See: Sac and Fox Treaties

For a long time after the signing of this treaty there was considerable discussion and much feeling over the question whether Generals Gaines and Duncan knew that Black Hawk and his Indians had deserted their village on the night of the 19th of June. Thomas Ford, afterwards Governor of Illinois, who was a militia volunteer and marched ahead with the spies, said: “Gaines and Duncan had reason to believe before the commencement of the march from the camp on the Mississippi, that the Indians had departed from their village; that measures had been taken to ascertain the fact before the volunteers crossed to Vandruff’s Island; General Duncan, in company with the advanced guard, ‘following the spies, preceded the main army in crossing, and that this will account for the want of order and confusion in the march of the troops.” When the militia arrived opposite the Sac village the greatest confusion reigned in their midst.
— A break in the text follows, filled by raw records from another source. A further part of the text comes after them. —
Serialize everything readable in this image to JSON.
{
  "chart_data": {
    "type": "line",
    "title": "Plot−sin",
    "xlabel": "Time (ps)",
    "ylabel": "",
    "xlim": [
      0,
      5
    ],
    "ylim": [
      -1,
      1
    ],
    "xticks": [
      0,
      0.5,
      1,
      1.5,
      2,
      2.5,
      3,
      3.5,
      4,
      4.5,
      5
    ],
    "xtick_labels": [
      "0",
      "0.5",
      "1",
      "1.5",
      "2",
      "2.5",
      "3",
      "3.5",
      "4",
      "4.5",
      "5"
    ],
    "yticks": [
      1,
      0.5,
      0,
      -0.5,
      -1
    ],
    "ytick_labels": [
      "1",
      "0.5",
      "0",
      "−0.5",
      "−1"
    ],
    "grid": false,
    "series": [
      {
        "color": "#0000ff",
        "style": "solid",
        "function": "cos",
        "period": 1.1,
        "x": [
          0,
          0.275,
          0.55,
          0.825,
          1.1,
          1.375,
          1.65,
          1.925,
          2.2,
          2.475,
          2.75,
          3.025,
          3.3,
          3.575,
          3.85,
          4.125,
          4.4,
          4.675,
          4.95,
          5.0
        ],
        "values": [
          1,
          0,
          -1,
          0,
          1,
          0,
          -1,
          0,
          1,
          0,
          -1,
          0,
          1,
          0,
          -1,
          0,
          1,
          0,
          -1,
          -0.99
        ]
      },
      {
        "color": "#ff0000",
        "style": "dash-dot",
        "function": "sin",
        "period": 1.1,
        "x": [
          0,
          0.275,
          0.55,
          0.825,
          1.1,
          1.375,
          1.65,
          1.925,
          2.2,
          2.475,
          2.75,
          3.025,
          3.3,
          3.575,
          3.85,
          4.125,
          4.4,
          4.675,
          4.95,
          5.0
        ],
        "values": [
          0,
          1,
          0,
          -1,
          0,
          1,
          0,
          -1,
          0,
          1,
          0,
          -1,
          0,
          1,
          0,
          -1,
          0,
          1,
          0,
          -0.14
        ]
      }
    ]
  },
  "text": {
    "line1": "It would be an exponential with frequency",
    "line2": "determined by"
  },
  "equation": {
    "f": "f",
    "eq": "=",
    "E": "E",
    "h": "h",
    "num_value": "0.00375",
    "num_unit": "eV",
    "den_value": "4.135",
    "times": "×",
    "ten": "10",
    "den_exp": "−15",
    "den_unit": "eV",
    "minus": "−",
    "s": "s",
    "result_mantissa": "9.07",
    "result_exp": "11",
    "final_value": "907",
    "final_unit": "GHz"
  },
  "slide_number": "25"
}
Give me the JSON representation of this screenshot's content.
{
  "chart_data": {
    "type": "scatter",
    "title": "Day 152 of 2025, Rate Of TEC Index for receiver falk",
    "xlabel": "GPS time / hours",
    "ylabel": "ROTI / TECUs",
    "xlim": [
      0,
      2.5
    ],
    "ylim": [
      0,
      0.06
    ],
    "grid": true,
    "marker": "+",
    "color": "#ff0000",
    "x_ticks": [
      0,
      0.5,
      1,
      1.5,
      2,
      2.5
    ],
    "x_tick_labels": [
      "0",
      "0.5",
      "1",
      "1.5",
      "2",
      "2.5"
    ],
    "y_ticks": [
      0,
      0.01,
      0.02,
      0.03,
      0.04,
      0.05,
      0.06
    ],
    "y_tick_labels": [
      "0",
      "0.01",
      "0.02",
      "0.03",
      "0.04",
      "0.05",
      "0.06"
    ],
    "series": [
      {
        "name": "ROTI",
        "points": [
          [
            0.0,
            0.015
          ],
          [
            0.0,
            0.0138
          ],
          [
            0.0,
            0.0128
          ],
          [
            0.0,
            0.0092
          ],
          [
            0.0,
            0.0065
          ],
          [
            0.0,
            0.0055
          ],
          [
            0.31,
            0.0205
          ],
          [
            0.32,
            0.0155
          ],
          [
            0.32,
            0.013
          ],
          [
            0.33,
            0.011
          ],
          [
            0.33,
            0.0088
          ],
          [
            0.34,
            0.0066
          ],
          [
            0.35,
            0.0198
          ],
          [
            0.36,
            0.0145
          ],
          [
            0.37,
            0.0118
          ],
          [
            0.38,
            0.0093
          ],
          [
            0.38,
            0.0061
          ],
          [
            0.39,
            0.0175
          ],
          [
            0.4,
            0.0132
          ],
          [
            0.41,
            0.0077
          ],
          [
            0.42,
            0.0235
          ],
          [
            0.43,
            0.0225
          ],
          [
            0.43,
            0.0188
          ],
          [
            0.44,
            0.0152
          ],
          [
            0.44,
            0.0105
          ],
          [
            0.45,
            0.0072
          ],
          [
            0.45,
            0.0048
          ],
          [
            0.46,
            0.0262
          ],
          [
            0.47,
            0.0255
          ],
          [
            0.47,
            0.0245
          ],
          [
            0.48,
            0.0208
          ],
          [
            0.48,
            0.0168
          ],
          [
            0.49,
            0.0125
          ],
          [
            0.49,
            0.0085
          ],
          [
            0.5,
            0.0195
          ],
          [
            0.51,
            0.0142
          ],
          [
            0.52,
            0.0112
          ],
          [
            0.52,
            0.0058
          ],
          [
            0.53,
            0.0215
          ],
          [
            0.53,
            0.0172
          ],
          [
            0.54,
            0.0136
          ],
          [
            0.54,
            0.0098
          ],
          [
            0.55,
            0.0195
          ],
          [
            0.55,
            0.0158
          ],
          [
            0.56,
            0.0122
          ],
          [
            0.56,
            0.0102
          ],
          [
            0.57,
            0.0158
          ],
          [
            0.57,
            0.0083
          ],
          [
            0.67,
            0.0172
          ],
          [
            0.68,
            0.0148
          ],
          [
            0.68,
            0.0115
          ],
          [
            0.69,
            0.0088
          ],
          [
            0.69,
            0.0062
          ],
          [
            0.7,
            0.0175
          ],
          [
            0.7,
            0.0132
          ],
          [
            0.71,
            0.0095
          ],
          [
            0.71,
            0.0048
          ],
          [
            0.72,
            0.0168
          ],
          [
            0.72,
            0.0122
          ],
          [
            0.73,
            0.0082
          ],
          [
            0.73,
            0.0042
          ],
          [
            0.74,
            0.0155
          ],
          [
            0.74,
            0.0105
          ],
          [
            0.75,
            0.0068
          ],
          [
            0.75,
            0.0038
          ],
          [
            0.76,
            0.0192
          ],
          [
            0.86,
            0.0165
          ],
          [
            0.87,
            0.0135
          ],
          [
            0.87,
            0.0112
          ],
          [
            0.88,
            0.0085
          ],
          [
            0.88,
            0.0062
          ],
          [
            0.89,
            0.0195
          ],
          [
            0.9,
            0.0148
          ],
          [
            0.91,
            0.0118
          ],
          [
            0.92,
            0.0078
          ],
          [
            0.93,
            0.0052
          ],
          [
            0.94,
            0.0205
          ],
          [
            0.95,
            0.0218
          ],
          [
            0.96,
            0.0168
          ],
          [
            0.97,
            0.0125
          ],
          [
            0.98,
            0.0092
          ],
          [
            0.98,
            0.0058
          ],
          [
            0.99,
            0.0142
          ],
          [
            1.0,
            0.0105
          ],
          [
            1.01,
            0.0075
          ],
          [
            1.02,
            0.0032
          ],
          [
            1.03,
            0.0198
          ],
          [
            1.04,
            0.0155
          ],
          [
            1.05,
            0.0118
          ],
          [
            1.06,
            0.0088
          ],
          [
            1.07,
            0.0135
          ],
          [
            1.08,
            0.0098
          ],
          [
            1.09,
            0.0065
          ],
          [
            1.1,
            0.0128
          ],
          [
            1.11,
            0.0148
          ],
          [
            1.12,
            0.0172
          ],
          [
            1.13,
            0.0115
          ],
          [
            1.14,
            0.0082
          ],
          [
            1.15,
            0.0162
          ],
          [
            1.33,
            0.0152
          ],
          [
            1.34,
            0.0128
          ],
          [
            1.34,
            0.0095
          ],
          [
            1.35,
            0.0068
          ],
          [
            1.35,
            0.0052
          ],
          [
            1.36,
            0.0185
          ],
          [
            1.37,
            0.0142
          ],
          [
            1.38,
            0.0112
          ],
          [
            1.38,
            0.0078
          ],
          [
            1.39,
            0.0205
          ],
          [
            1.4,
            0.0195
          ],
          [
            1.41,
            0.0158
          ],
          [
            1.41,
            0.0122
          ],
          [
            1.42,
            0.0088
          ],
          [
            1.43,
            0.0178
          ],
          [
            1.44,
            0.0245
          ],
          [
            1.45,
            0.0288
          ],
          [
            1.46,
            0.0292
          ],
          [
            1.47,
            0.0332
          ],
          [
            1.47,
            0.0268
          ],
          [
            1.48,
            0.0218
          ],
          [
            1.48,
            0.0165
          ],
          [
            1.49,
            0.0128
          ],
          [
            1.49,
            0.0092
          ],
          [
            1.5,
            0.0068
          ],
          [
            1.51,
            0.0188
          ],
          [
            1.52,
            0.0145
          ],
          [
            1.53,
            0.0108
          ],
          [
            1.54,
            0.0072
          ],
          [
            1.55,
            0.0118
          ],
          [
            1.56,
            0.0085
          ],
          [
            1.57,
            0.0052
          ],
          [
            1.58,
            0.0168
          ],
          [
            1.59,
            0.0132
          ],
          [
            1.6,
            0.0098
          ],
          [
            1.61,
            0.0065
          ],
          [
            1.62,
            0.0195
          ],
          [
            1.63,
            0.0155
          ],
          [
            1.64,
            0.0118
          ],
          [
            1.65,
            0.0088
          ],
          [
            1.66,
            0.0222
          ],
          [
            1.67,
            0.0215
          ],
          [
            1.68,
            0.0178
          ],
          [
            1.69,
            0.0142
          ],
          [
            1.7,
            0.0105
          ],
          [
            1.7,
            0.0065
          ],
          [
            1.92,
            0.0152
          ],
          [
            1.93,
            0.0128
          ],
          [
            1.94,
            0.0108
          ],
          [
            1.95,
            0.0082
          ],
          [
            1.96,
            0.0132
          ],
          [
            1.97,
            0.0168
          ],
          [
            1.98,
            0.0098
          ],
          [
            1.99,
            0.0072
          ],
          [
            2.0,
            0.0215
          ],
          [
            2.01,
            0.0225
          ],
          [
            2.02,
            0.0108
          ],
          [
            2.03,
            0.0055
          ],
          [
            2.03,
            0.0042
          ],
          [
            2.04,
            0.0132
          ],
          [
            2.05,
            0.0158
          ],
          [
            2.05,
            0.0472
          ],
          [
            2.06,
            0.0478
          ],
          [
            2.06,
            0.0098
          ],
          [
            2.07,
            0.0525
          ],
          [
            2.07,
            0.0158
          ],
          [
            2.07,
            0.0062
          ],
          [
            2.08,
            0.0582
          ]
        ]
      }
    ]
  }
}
George S. Miller, a resident of this county, acted as guide, and when it became known that the Indians were not in the village, General Duncan began to reprimand Miller for not letting him know that the main river was on the north side of Vandruff’s Island. Miller cursed him to his face at the head of his troops for refusing his services as a guide when offered the night before, and also censured him for not giving information which had been offered him, which inclines me to the belief that both Generals Gaines and Duncan knew that the Indians had departed. As witnesses to this treaty we find the names of two Rock Island settlers, Joseph Danforth and Benjamin F. Pike.